Henri Cernuschi : révolutionnaire, économiste et mécène
Patriote italien réfugié en France, économiste et banquier, passionné d’art et de politique, Henri Cernuschi est également un des fondateurs de la Banque de Paris et pose ainsi une des premières pierres du Groupe BNP Paribas.
Un révolutionnaire italien…
Enrico (il francisera son prénom plus tard) Cernuschi est né en 1821 à Milan. Après des études à Milan et à Pavie, il obtient un brevet d’avocat en 1846. Tempérament de feu et cœur droit, comme se plairont plus tard à le décrire ses collègues économistes, il prend part en 1848 à l’insurrection de Milan contre les Autrichiens. Puis il part pour Rome où il est élu député de la jeune, mais éphémère, république romaine (1849). Arrêté, jugé et acquitté par deux fois, en 1850, il obtient l’exil en France.

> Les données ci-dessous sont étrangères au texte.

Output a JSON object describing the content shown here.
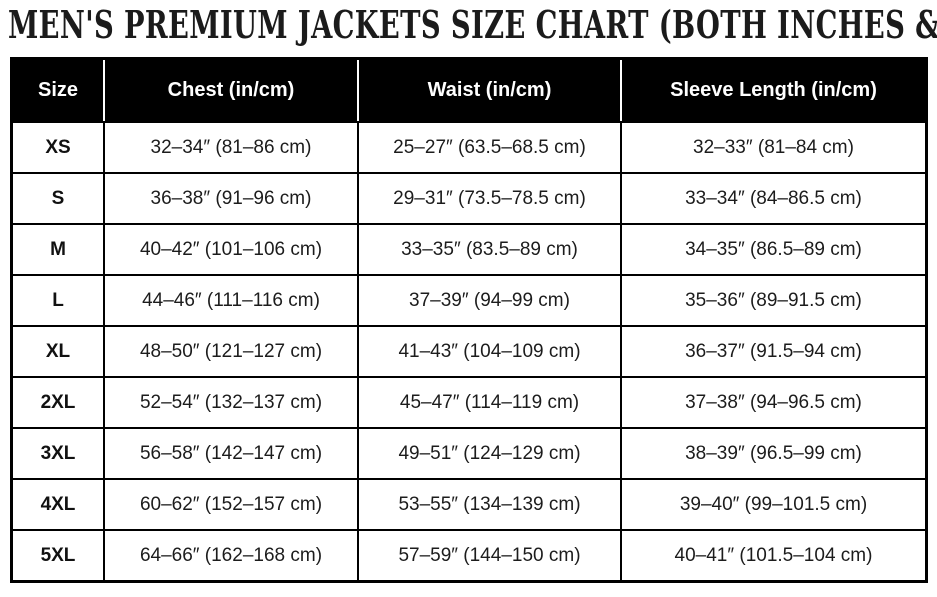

…qui devient financier et économiste
Vivant de leçons d’italien et de travaux de copiste, il étudie les langues et réfléchit sur les questions économiques et bancaires. En 1852, il entre au Crédit mobilier, la célèbre banque d’affaires créée par les frères Pereire. Au terme d’une ascension rapide, il devient membre du conseil d’administration. À partir de 1858, il tente une carrière d’entrepreneur dans la boucherie, à la faveur d’évolutions réglementaires, mais c’est un fiasco.
En 1865, il publie son livre majeur, Mécanique de l’échange, où il développe ses idées contre « l’or supposé », c’est-à-dire la monnaie fiduciaire. C’est un ardent partisan du bimétallisme. Ses liens avec les milieux économistes et d’affaires l’amènent à faire partie des fondateurs, avec Adrien Delahante et Edmond Joubert, de la Banque de Paris, qui s’installe au 3 rue d’Antin à Paris. En fusionnant avec la Banque de crédit et de dépôt des Pays-Bas en 1872, cet établissement donne naissance à la Banque de Paris et des Pays-Bas, le futur Paribas. Mais Henri Cernuschi a déjà quitté la banque en 1870 pour d’autres combats.
Combats républicains en France
En 1870, il prend une participation majoritaire dans le journal républicain Le Siècle. Cernuschi soutient financièrement le comité contre le plébiscite en faveur de l’Empire, ce qui lui vaut d’être exilé par Napoléon III en avril. Exil de courte durée car l’Empire s’effondre peu après. Cernuschi peut assister à la proclamation de la République à l’Hôtel de Ville de Paris le 4 septembre 1870. Il est présent lors du siège de Paris par les Prussiens et prend une part active à la commission des subsistances ; il est naturalisé français le 29 janvier 1871.
Le collectionneur et mécène
Mais le dramatique enchaînement des événements de la Commune l’affecte profondément, notamment avec la mort du rédacteur en chef du Siècle, Gustave Chaudey. Henri Cernuschi décide alors d’entreprendre avec son ami journaliste et critique d’art Théodore Duret un long périple autour du monde (1871-1873), dont le séjour en Extrême-Orient va décider de la suite de sa vie. Au Japon et en Chine, grâce à la fortune acquise sous le Second empire, il acquiert environ quatre mille œuvres d’art qui vont former le cœur de sa collection. À son retour, il présente l’ensemble à l’Exposition orientaliste (août 1873-janvier 1874) qui se tient au Palais de l’Industrie. Il acquiert à Paris auprès des Pereire la dernière parcelle non bâtie sur l’avenue Vélasquez ; il y fait construire par William Bouwens van der Boijen, l’architecte du siège du Crédit lyonnais, un hôtel particulier qui sert de musée pour ses collections ; il y réside et y organise des fêtes somptueuses. À la fin de sa vie, retiré à Menton, il lègue son hôtel et ses collections à la ville de Paris, qui en fera le magnifique musée Cernuschi que nous connaissons aujourd’hui. Henri Cernuschi décède en 1896.